The competition is so fierce that the end-of-season tournament in August draws pro stars to compete against the city’s best streetballers. In past years, greats such as Wilt Chamberlain, Julius Erving, Connie Hawkins and Allen Iverson graced the court.

Many current pros, including Mark Jackson, Ron Artest and Stephon Marbury, are Rucker Park alums. Even some of the sport’s greatest nicknames, from Earl “The Pearl” Monroe to Nate “Tiny” Archibald and streetballer Joe “The Destroyer” Hammond, were earned on that court.

With such talent, the quality of the game is top-notch. That cuts down on some of the truly outrageous schoolyard tricks one might see at other streetball exhibitions.

But Pee Wee Kirkland, one of the greats from the league’s heyday in the early 1970s, says the game has suffered because of the premium put on embarrassing your opponent with high-wire acrobatics.

“Young players today are very much out of focus,” said Kirkland, whose professional aspirations were cut short by an 11-year stint in prison on a drug trafficking conviction. “It’s all about the trick, and not the win.

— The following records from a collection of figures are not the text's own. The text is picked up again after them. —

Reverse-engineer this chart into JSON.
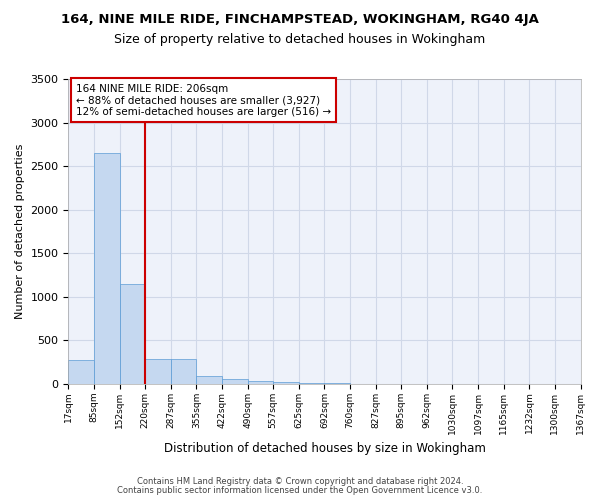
{
  "title": "164, NINE MILE RIDE, FINCHAMPSTEAD, WOKINGHAM, RG40 4JA",
  "subtitle": "Size of property relative to detached houses in Wokingham",
  "xlabel": "Distribution of detached houses by size in Wokingham",
  "ylabel": "Number of detached properties",
  "bin_labels": [
    "17sqm",
    "85sqm",
    "152sqm",
    "220sqm",
    "287sqm",
    "355sqm",
    "422sqm",
    "490sqm",
    "557sqm",
    "625sqm",
    "692sqm",
    "760sqm",
    "827sqm",
    "895sqm",
    "962sqm",
    "1030sqm",
    "1097sqm",
    "1165sqm",
    "1232sqm",
    "1300sqm",
    "1367sqm"
  ],
  "bar_values": [
    280,
    2650,
    1150,
    290,
    290,
    90,
    60,
    35,
    20,
    5,
    5,
    3,
    2,
    1,
    1,
    1,
    1,
    0,
    0,
    0
  ],
  "bar_color": "#c5d8f0",
  "bar_edge_color": "#5b9bd5",
  "grid_color": "#d0d8e8",
  "background_color": "#eef2fa",
  "annotation_line1": "164 NINE MILE RIDE: 206sqm",
  "annotation_line2": "← 88% of detached houses are smaller (3,927)",
  "annotation_line3": "12% of semi-detached houses are larger (516) →",
  "vline_color": "#cc0000",
  "annotation_box_edgecolor": "#cc0000",
  "vline_x_index": 3.0,
  "ylim": [
    0,
    3500
  ],
  "yticks": [
    0,
    500,
    1000,
    1500,
    2000,
    2500,
    3000,
    3500
  ],
  "footer_line1": "Contains HM Land Registry data © Crown copyright and database right 2024.",
  "footer_line2": "Contains public sector information licensed under the Open Government Licence v3.0."
}
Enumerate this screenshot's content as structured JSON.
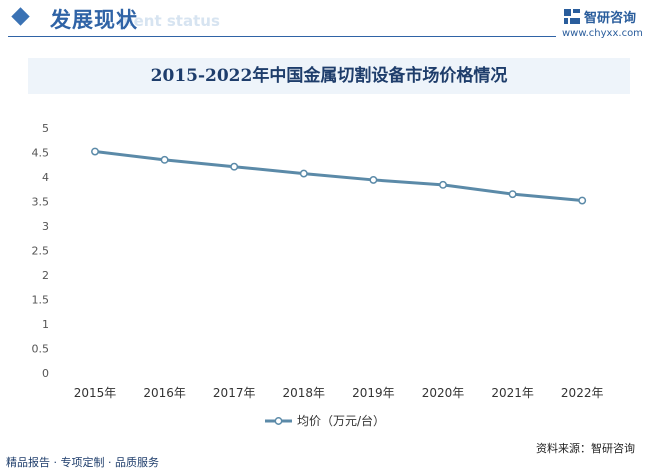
{
  "header": {
    "section_title": "发展现状",
    "ghost_text": "ment status"
  },
  "brand": {
    "name": "智研咨询",
    "url": "www.chyxx.com",
    "logo_icon": "chyxx-logo-icon"
  },
  "footer": {
    "left_text": "精品报告 · 专项定制 · 品质服务",
    "source_text": "资料来源：智研咨询"
  },
  "colors": {
    "accent": "#2f63a6",
    "series_line": "#5b8aa8",
    "title_band": "#eef4fa"
  },
  "chart_data": {
    "type": "line",
    "title": "2015-2022年中国金属切割设备市场价格情况",
    "categories": [
      "2015年",
      "2016年",
      "2017年",
      "2018年",
      "2019年",
      "2020年",
      "2021年",
      "2022年"
    ],
    "series": [
      {
        "name": "均价（万元/台）",
        "values": [
          4.52,
          4.35,
          4.21,
          4.07,
          3.94,
          3.84,
          3.65,
          3.52
        ]
      }
    ],
    "y_ticks": [
      "0",
      "0.5",
      "1",
      "1.5",
      "2",
      "2.5",
      "3",
      "3.5",
      "4",
      "4.5",
      "5"
    ],
    "ylim": [
      0,
      5
    ],
    "grid": false,
    "legend_position": "bottom",
    "markers": "hollow-circle"
  }
}
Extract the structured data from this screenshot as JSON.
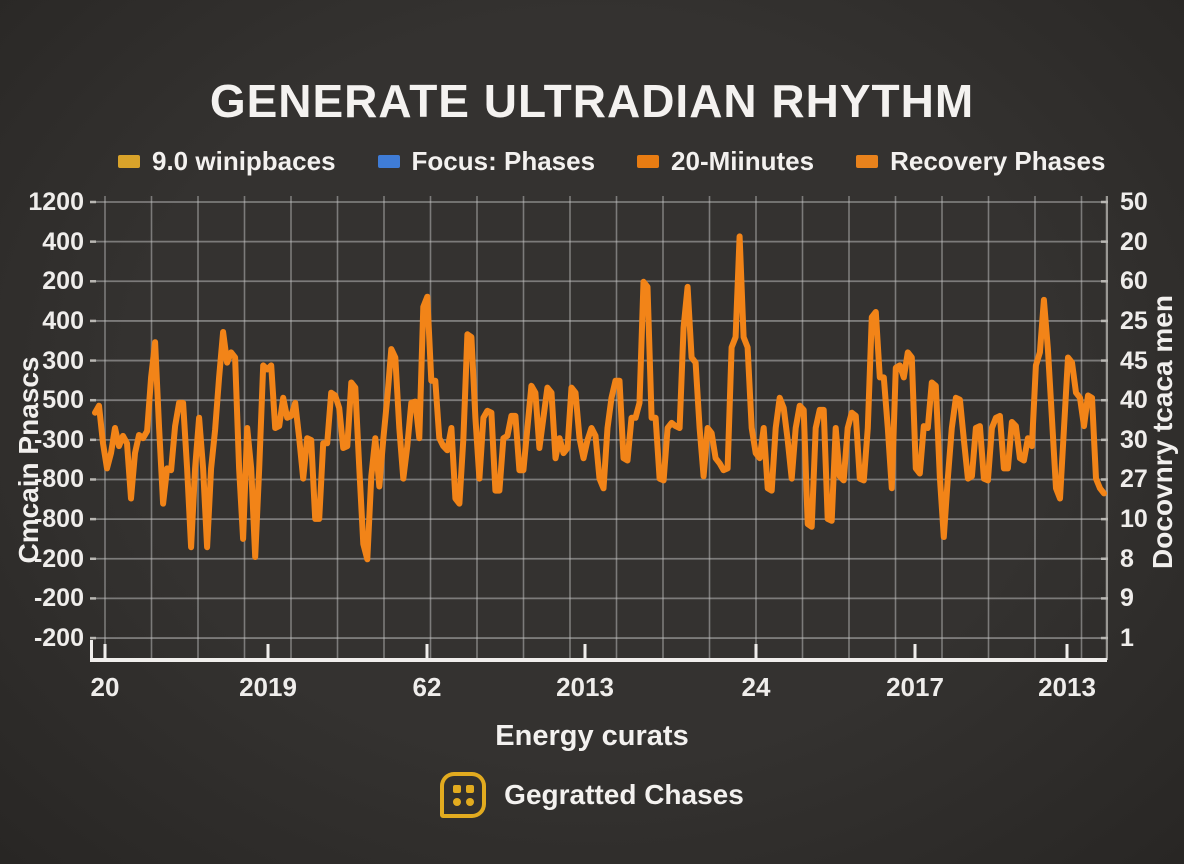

When we played, we learned from the neck up, we knew our fundamentals.”

The new players say fundamentals are important — but so is fun. After one recent tournament game this summer, 17-year-old point guard Sebastian “Too Fast, Too Furious” Telfair, widely considered one of the top high school players in the nation, said he looked at the league as a place to be a little more free.

“It’s supposed to be a little more fun here, but when you put me on a court, I want to win, first and foremost,” he said.